INTRODUCTION

Both patient-centeredness (PC) and cultural competence (CC) could reduce health care inequities.1, 2 While distinct concepts, they are related,1, 3 though there is no research exploring their correlation among primary care providers. In order to advance health equity training among health care providers, it is important to examine the correlation between the two concepts. It was hypothesized that there would be a significant relationship between PC and CC among primary care physicians (PCPs); there would be a stronger correlation between PC (caring) and CC than for PC (sharing) and CC; and there would be a relationship between demographic variables and PC/CC variables.

METHODS

Following Morehouse School of Medicine Institutional Review Board approval, a convenience sample of 92 PCPs (family medicine, internal medicine) was recruited in late 2012–early 2013 in the Southern US region. An online questionnaire was distributed to PCPs to test the above-mentioned hypotheses.

PC was measured using the 18-item self-report Patient-Practitioner Orientation Scale (PPOS), consisting of two subscales: (1) sharing (shared decision-making/information sharing) and (2) caring (discussion of psychosocial issues in medical consultations, treating the patient as a whole person).4 CC was assessed using the 25-item self-report Cultural Competence Assessment (CCA), also including two subscales: (1) CC awareness/sensitivity and (2) CC behaviors.5

Descriptive statistics were computed for the variables of interest; Pearson’s correlation analysis was used to test the strength of the association between PPOS and CCA scores; and the scores were assessed for a relationship with the demographics (years since medical school graduation, gender, cultural identity, and previous cultural competence training) using a one-way ANOVA (PASW Statistics 18, SPSS).

RESULTS

The sample consisted of 52 (56.5%) women and 40 (43.5%) men; 58 (63.7%) were White, 18 (19.8 %) were Black/African-American, 13 (14.3%) were Asian, and 2 (2.2%) identified with more than one group (Table 1). The average number of years since graduation from medical school was 20.37 and 83.7% of PCPs (77 participants) had participated in CC training (Table 1). The mean PPOS score (patient-centeredness) was 4.88 (highest possible score is 6) and the mean CCA score (cultural competence) was 3.75 (highest possible score is 5).

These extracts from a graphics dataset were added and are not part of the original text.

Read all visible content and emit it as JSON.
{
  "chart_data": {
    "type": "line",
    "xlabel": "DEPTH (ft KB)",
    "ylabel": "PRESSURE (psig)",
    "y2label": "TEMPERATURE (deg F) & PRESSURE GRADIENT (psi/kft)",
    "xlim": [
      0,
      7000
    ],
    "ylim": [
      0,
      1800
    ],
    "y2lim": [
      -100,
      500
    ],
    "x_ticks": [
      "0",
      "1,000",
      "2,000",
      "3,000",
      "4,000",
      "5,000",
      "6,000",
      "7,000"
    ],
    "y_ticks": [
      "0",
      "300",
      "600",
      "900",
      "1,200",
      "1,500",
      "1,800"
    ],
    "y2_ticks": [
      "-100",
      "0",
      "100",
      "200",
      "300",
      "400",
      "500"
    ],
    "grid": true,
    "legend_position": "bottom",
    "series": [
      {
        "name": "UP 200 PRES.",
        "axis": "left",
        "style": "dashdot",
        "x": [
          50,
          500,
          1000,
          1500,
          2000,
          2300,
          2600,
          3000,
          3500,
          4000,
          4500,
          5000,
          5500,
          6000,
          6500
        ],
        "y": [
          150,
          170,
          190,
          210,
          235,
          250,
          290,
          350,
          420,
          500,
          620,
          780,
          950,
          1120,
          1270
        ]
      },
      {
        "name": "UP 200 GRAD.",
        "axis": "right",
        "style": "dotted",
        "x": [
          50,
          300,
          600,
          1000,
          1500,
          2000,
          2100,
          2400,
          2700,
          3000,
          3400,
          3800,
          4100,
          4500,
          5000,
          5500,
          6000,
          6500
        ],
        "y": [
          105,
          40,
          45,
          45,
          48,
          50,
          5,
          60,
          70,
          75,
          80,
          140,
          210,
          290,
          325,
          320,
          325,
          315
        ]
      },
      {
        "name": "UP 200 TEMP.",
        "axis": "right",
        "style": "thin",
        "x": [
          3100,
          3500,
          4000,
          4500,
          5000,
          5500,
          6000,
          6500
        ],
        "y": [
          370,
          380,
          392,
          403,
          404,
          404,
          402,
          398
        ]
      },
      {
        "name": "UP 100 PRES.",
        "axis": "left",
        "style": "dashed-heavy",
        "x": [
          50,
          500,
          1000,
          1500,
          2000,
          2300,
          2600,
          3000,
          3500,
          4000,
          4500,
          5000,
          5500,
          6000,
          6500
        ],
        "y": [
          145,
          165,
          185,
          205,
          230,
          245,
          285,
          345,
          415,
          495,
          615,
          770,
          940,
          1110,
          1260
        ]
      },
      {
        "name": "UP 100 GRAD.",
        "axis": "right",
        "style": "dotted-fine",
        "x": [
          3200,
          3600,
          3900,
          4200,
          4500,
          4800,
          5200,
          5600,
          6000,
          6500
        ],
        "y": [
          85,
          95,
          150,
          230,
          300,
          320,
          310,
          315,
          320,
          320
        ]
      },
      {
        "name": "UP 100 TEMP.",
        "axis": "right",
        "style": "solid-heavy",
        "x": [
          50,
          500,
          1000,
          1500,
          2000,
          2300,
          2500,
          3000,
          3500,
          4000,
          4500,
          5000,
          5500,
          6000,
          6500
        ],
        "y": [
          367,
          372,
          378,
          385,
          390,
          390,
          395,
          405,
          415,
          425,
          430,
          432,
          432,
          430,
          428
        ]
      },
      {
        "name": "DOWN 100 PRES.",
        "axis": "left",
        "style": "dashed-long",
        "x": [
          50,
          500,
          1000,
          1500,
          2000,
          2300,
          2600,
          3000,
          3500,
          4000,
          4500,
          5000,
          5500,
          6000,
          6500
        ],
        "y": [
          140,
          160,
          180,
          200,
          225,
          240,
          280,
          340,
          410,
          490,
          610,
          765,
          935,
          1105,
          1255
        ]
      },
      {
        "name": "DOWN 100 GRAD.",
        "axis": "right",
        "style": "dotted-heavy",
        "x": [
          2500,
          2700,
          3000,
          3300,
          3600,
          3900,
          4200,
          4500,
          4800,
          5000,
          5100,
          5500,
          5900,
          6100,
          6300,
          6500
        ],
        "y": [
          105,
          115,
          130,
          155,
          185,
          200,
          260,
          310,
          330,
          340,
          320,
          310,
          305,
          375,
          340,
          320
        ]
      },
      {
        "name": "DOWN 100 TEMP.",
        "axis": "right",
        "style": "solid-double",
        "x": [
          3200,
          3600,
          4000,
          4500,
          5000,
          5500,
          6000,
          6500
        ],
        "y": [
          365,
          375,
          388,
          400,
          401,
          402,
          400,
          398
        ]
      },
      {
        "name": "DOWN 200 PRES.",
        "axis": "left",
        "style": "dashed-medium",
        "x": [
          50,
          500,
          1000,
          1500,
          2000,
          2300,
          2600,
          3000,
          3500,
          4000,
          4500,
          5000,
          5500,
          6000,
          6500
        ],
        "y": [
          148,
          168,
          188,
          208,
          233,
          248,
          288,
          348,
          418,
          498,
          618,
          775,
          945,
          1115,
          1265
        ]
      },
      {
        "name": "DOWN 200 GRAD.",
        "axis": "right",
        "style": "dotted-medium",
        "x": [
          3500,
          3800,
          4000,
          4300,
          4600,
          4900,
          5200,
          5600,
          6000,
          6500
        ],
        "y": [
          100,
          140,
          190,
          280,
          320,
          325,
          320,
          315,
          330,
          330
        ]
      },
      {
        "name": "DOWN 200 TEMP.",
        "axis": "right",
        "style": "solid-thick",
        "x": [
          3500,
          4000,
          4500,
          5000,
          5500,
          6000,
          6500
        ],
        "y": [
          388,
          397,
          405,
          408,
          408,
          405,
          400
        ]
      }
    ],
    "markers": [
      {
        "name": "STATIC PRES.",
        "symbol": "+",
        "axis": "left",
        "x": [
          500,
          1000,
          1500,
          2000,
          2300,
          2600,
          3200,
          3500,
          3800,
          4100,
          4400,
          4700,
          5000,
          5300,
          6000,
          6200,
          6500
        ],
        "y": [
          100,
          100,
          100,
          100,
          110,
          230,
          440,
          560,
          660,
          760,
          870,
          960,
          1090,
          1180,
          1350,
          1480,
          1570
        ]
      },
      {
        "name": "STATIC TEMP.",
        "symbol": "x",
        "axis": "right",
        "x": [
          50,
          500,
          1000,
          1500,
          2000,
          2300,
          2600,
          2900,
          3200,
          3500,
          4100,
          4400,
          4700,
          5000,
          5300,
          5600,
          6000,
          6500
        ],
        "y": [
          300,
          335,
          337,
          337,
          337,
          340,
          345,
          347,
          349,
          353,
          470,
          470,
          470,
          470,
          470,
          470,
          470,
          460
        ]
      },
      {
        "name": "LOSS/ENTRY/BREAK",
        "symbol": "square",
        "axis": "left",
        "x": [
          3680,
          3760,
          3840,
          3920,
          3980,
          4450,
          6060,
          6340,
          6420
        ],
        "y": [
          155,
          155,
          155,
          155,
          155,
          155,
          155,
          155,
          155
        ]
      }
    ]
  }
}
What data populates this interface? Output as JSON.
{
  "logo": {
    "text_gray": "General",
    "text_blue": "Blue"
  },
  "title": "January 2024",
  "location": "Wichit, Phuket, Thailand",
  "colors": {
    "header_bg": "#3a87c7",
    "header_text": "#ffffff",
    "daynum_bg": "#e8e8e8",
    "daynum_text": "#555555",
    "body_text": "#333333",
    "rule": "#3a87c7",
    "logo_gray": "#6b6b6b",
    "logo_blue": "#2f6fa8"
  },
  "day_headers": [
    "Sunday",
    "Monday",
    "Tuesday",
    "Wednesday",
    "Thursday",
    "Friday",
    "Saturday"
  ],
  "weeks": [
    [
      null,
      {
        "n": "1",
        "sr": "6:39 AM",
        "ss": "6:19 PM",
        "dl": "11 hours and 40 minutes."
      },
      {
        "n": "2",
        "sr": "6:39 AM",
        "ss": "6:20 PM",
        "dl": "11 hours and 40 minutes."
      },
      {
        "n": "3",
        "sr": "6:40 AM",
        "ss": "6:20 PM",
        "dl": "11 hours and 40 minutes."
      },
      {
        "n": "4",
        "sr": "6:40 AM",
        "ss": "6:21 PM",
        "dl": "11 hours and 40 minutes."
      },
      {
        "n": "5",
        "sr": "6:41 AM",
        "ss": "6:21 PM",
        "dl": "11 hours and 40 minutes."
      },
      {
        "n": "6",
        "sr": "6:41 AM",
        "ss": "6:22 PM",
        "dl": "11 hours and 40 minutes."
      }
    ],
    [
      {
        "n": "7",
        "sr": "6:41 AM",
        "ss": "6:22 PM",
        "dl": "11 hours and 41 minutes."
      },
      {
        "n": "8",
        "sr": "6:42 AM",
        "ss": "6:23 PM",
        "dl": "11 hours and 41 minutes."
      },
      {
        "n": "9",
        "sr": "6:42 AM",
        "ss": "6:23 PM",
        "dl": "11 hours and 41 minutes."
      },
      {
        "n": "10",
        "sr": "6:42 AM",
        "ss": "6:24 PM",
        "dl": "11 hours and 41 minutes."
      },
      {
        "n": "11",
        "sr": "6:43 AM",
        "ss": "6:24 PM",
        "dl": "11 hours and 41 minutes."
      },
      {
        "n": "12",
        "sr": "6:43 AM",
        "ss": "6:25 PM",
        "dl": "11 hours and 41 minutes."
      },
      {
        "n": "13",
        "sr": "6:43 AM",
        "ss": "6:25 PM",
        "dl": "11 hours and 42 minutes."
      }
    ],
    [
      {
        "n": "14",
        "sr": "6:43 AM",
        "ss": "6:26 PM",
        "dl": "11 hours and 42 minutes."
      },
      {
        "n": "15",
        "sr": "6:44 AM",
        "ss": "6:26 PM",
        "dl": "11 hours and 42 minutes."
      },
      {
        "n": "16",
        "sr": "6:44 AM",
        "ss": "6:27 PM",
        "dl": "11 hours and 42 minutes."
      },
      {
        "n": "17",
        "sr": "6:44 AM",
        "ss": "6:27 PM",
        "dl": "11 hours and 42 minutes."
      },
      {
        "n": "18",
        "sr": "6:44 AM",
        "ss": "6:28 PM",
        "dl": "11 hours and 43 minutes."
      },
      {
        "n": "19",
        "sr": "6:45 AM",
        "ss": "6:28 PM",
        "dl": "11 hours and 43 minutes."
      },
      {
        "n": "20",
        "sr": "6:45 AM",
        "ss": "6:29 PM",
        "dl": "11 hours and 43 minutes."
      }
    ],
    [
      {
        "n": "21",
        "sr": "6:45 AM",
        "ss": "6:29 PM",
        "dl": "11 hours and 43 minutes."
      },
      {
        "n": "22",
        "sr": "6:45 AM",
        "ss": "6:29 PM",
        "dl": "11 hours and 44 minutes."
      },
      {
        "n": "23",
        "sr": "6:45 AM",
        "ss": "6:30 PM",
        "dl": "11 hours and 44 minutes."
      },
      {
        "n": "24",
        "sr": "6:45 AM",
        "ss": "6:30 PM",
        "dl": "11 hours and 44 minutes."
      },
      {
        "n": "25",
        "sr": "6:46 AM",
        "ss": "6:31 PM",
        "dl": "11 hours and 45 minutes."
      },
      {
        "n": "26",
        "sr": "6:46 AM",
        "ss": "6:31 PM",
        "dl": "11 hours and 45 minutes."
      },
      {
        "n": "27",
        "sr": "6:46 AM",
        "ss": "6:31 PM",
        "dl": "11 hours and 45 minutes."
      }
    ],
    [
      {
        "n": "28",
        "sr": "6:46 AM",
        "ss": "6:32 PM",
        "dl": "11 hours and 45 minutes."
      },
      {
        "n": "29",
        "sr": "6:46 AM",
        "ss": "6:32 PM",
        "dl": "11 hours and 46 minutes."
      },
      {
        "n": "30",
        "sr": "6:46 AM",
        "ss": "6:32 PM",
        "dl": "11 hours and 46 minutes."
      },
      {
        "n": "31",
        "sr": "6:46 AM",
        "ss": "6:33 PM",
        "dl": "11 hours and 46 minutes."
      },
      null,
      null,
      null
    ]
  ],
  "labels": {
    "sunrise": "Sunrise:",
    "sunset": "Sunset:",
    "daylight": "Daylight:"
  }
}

Table 1 Demographic Characteristics of PCPs

There was a moderate correlation between PC and CC scores among the PCPs (r = 0.403, p < 0.0005). The “caring” element of PC was more closely associated with CC (r = 0.417, p < 0.0005) than the “sharing” component of PC (r = 0.277, p = 0.007). There was a significant relationship between CC scores and CC training (F (1,77) = 4.65, p = 0.034); however, the other demographic covariates did not show an association with PC/CC scores.

DISCUSSION

This is the first study to explore the relationship between PC and CC among PCPs, and confirms a modest correlation between the two. The finding that CC was less correlated with PC (sharing) than PC (caring) suggests that CC may be less associated with shared decision-making than with the other aspects of PC. This is supported by the literature3, 6 which indicates that CC does not address the sharing of power in the physician-patient relationship (though this is a core component of PC); rather, academic commentary suggests that CC focuses on the acquisition of knowledge about cultural groups.3, 6 In short, the literature and study findings indicate that while shared decision-making is a key element of PC, it may not be a universal feature of CC.

Some limitations of the study should be noted. First, the sample size of physicians was relatively small; future research would benefit from a factor analysis of the questions from the PPOS and CCA, using a larger sample. Second, the potential for self-selection bias among the study participants was another limitation; it is possible that physicians who were more patient-centered/culturally competent were more likely to participate in the survey. Finally, participant responses were self-reported, and therefore, it is difficult to ascertain how well these scores reflect the providers’ actual behavior and skills.

In order to promote health equity, there is a need for further study of PC and CC concepts, training programs, and curricula. Quantitative and qualitative methods should be utilized to further clarify the two constructs; identify best practices; and determine the effectiveness of training programs on improving health outcomes among diverse populations.